The Executive, including the President and Cabinet, are accountable and answerable to Parliament in the administration of the State. Section 77 of the 1997 Constitution compels the President to, at a minimum of once each year, to attend a sitting of Parliament and address it on the condition of The Gambia, the policies of the Government and the administration of the State. Furthermore, subsection 2 provides that, Parliament can, if it so wishes, request the President to attend a sitting of it for the discussion of a matter of national importance.

Similarly, the Vice-President and Ministers are collectively responsible to Parliament for any action in Cabinet and also accountable to Parliament for the administration of the departments and other business of Government committed to them.[17]

Effectively, Parliament can, by a vote of no-confidence, a motion on grounds of mental or physical incapacity, or a motion on grounds of misconduct, remove the President from Office.[18] Similarly, Parliament has the power to pass a vote of censure against the Vice President or any Cabinet Minister based on abuse of office or violation of any provision of the Constitution, misconduct in office, or any cause of inability to perform the functions of his or her office. Once the vote of censure [motion] is passed by Parliament, the resident is imperatively required to revoke such appointment of the Vice President or a Minister.[19]

Oversight powers

Equally, Parliament has oversight duty over the Executive and to some little extent to the Judiciary. Parliament has the mandate and power to perform oversight overt the Executive, including its agencies, departments and institutions. The Vice-President or a Minister is compelled to report to Parliament on any matter concerning a department or other business of Government committed to him or her, when requested to do so.

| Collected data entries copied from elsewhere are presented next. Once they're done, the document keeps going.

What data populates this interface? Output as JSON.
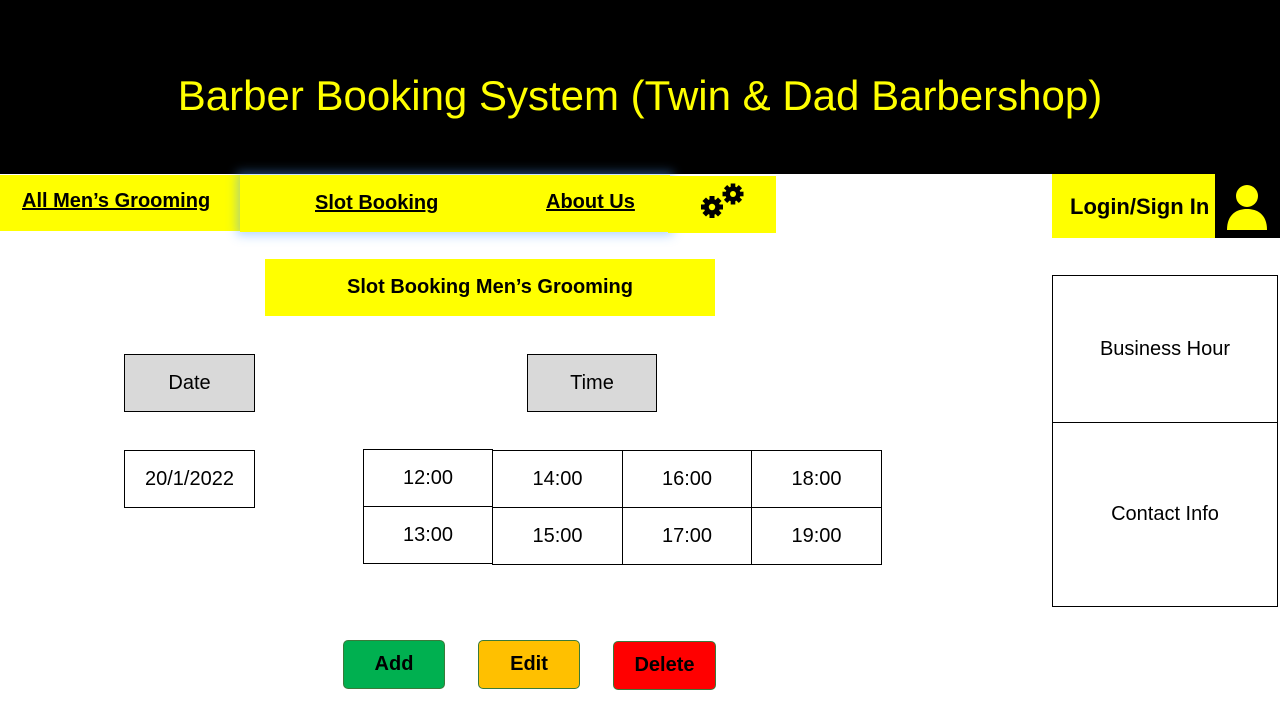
{
  "header": {
    "title": "Barber Booking System (Twin & Dad Barbershop)"
  },
  "nav": {
    "tabs": [
      {
        "label": "All Men’s Grooming"
      },
      {
        "label": "Slot Booking"
      },
      {
        "label": "About Us"
      }
    ],
    "settings_icon": "gear-icon",
    "login_label": "Login/Sign In",
    "user_icon": "user-icon"
  },
  "main": {
    "section_title": "Slot Booking Men’s Grooming",
    "date_label": "Date",
    "time_label": "Time",
    "date_value": "20/1/2022",
    "time_slots": [
      "12:00",
      "13:00",
      "14:00",
      "15:00",
      "16:00",
      "17:00",
      "18:00",
      "19:00"
    ]
  },
  "sidebar": {
    "business_hour": "Business Hour",
    "contact_info": "Contact Info"
  },
  "actions": {
    "add": "Add",
    "edit": "Edit",
    "delete": "Delete"
  },
  "colors": {
    "header_bg": "#000000",
    "accent_yellow": "#ffff00",
    "label_gray": "#d9d9d9",
    "add_green": "#00b050",
    "edit_orange": "#ffc000",
    "delete_red": "#ff0000"
  }
}
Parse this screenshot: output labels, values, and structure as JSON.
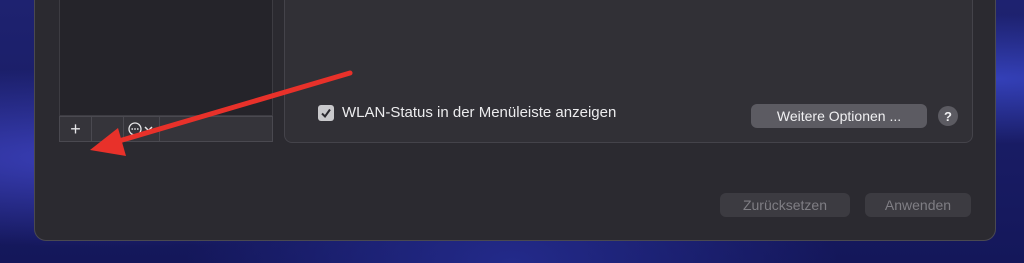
{
  "checkbox": {
    "label": "WLAN-Status in der Menüleiste anzeigen",
    "checked": true
  },
  "buttons": {
    "more_options": "Weitere Optionen ...",
    "help": "?",
    "reset": "Zurücksetzen",
    "apply": "Anwenden"
  },
  "list_toolbar": {
    "add": "+",
    "remove": "",
    "actions_icon": "ellipsis-circle-icon"
  },
  "colors": {
    "annotation_arrow": "#e8312a",
    "window_bg": "#2b2a30"
  }
}
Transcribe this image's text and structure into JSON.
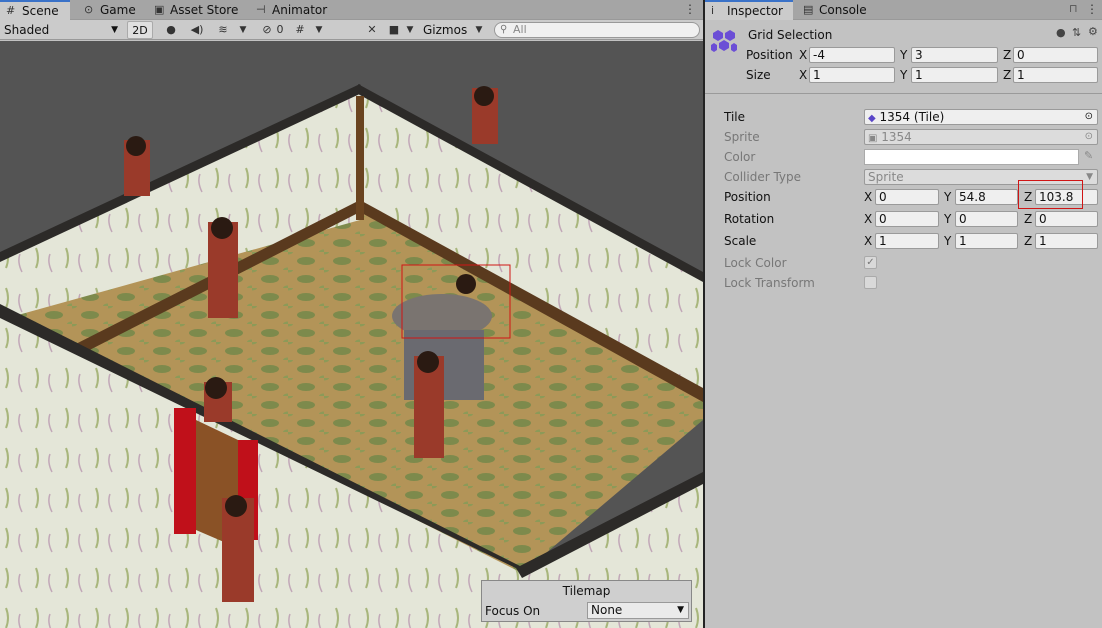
{
  "scene_tabs": [
    {
      "label": "Scene",
      "icon": "#"
    },
    {
      "label": "Game",
      "icon": "⊙"
    },
    {
      "label": "Asset Store",
      "icon": "▣"
    },
    {
      "label": "Animator",
      "icon": "⊣"
    }
  ],
  "toolbar": {
    "shading_mode": "Shaded",
    "mode_2d": "2D",
    "hidden_count": "0",
    "gizmos_label": "Gizmos",
    "search_placeholder": "All"
  },
  "inspector_tabs": [
    {
      "label": "Inspector",
      "icon": "i"
    },
    {
      "label": "Console",
      "icon": "▤"
    }
  ],
  "grid_selection": {
    "title": "Grid Selection",
    "position_label": "Position",
    "position": {
      "x": "-4",
      "y": "3",
      "z": "0"
    },
    "size_label": "Size",
    "size": {
      "x": "1",
      "y": "1",
      "z": "1"
    }
  },
  "axes": {
    "x": "X",
    "y": "Y",
    "z": "Z"
  },
  "tile": {
    "tile_label": "Tile",
    "tile_value": "1354 (Tile)",
    "sprite_label": "Sprite",
    "sprite_value": "1354",
    "color_label": "Color",
    "collider_label": "Collider Type",
    "collider_value": "Sprite",
    "position_label": "Position",
    "position": {
      "x": "0",
      "y": "54.8",
      "z": "103.8"
    },
    "rotation_label": "Rotation",
    "rotation": {
      "x": "0",
      "y": "0",
      "z": "0"
    },
    "scale_label": "Scale",
    "scale": {
      "x": "1",
      "y": "1",
      "z": "1"
    },
    "lock_color_label": "Lock Color",
    "lock_transform_label": "Lock Transform"
  },
  "tilemap_overlay": {
    "title": "Tilemap",
    "focus_label": "Focus On",
    "focus_value": "None"
  },
  "colors": {
    "accent_tab": "#3a72c8",
    "highlight": "#d01515",
    "scene_bg": "#545454",
    "floor": "#b09054",
    "wall": "#e2e4d4",
    "wall_top": "#5a3a1e",
    "door": "#c0101a"
  }
}
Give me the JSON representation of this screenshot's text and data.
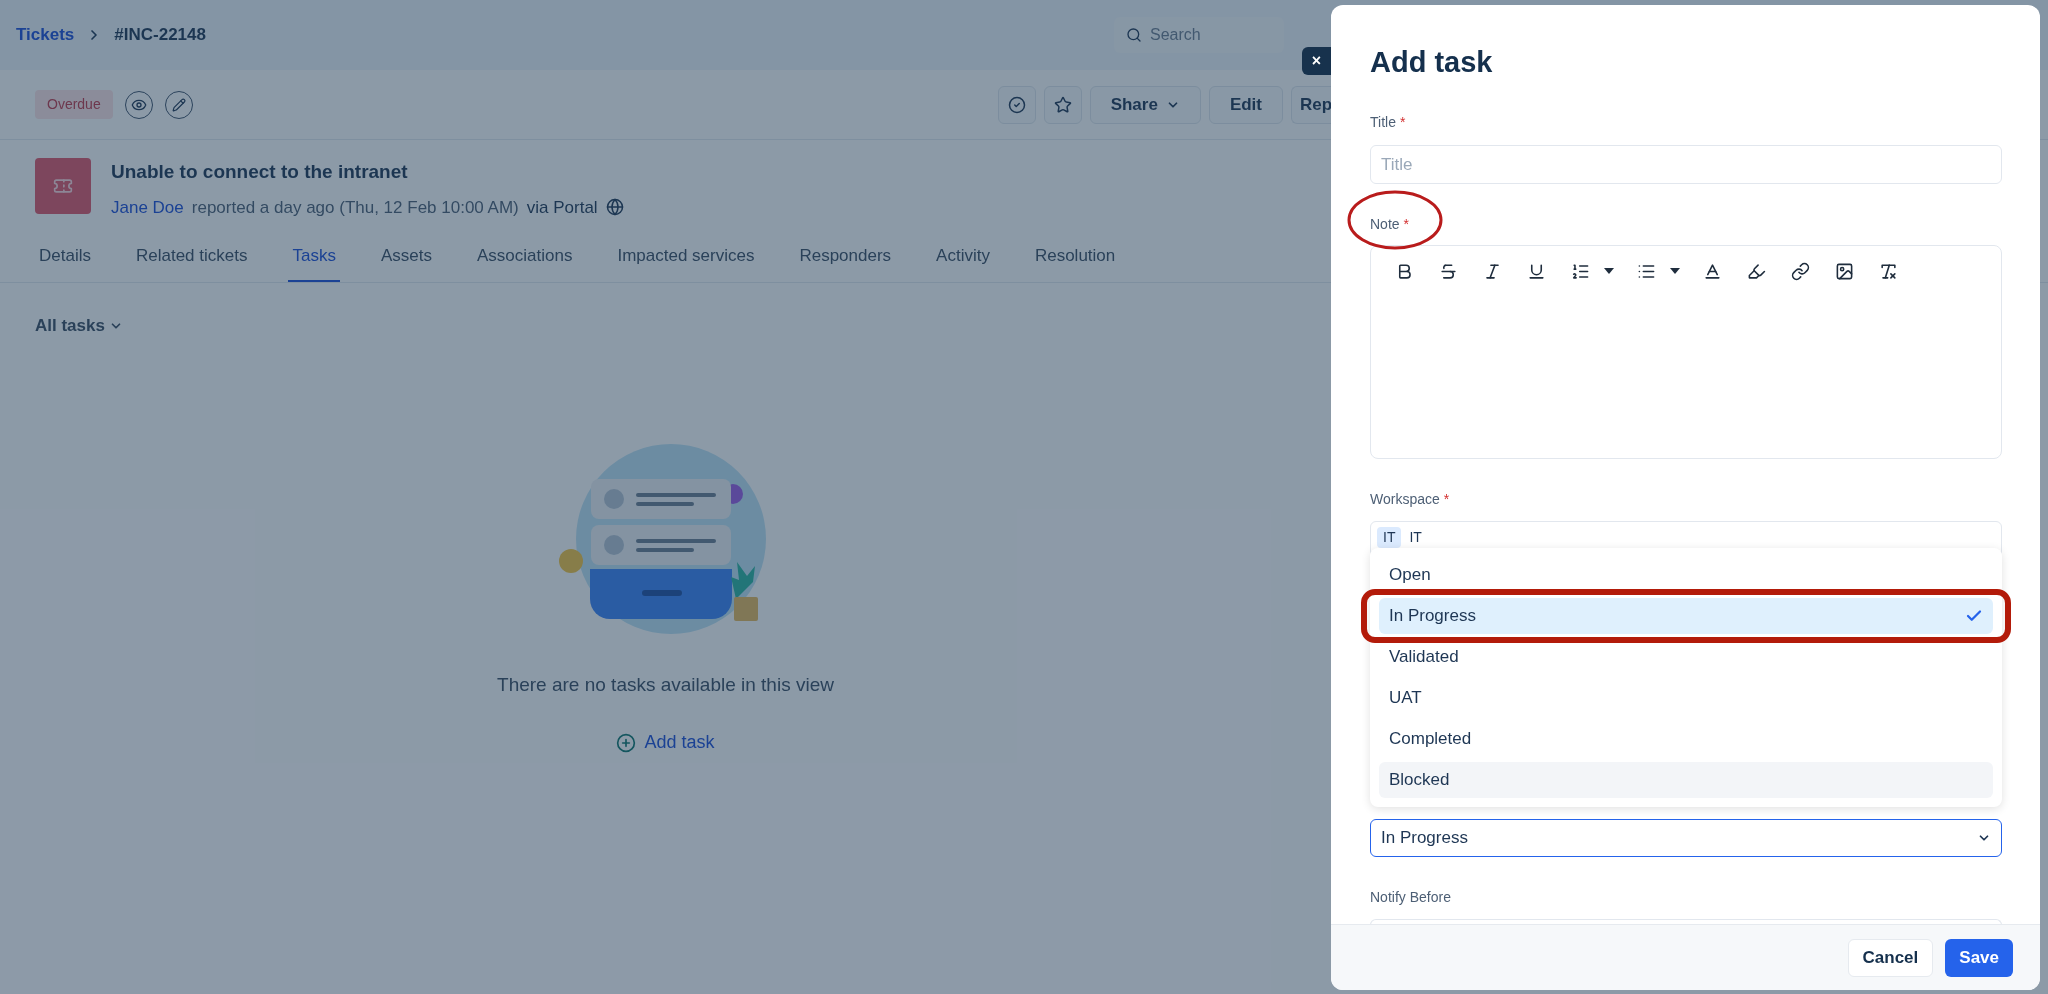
{
  "breadcrumb": [
    {
      "label": "Tickets",
      "kind": "link"
    },
    {
      "label": "#INC-22148",
      "kind": "current"
    }
  ],
  "search": {
    "placeholder": "Search"
  },
  "close_label": "×",
  "ticket": {
    "badge": "Overdue",
    "title": "Unable to connect to the intranet",
    "reporter": "Jane Doe",
    "meta": "reported a day ago (Thu, 12 Feb 10:00 AM)",
    "via": "via Portal"
  },
  "actions": [
    {
      "label": "Share",
      "dropdown": true
    },
    {
      "label": "Edit",
      "dropdown": false
    },
    {
      "label": "Rep"
    }
  ],
  "tabs": [
    {
      "label": "Details",
      "selected": false
    },
    {
      "label": "Related tickets",
      "selected": false
    },
    {
      "label": "Tasks",
      "selected": true
    },
    {
      "label": "Assets",
      "selected": false
    },
    {
      "label": "Associations",
      "selected": false
    },
    {
      "label": "Impacted services",
      "selected": false
    },
    {
      "label": "Responders",
      "selected": false
    },
    {
      "label": "Activity",
      "selected": false
    },
    {
      "label": "Resolution",
      "selected": false
    }
  ],
  "filter": "All tasks",
  "empty": {
    "message": "There are no tasks available in this view",
    "action": "Add task"
  },
  "panel": {
    "title": "Add task",
    "required_mark": "*",
    "title_field": {
      "label": "Title",
      "required": true,
      "placeholder": "Title"
    },
    "note_field": {
      "label": "Note",
      "required": true
    },
    "workspace_field": {
      "label": "Workspace",
      "required": true,
      "chip": "IT",
      "value": "IT"
    },
    "status_field": {
      "value": "In Progress",
      "options": [
        {
          "label": "Open",
          "selected": false,
          "hovered": false
        },
        {
          "label": "In Progress",
          "selected": true,
          "hovered": false
        },
        {
          "label": "Validated",
          "selected": false,
          "hovered": false
        },
        {
          "label": "UAT",
          "selected": false,
          "hovered": false
        },
        {
          "label": "Completed",
          "selected": false,
          "hovered": false
        },
        {
          "label": "Blocked",
          "selected": false,
          "hovered": true
        }
      ]
    },
    "notify_field": {
      "label": "Notify Before",
      "required": false
    },
    "buttons": [
      {
        "label": "Cancel",
        "kind": "secondary"
      },
      {
        "label": "Save",
        "kind": "primary"
      }
    ]
  }
}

Parliament has the power and mandate to perform oversight over the Executive and in doing so, can investigate or inquire into the activities or administration of ministries or departments of the State, and investigate any matter of public importance.[20] For instance, the Finance and Public Accounts Committee (FPAC) has the mandate to examine the audited accounts of government and the Report of the Auditor General on those accounts. Similarly, Public Enterprises Committee (PEC) is established as a standing Committee to perform oversight on State Owned Enterprises. The Committee monitors the operation of enterprises and to promote efficiency, transparency and probity. Essentially, all State machineries and institutions, including the Judiciary and independent institutions are accountable to Parliament in the administration of their activities and finances.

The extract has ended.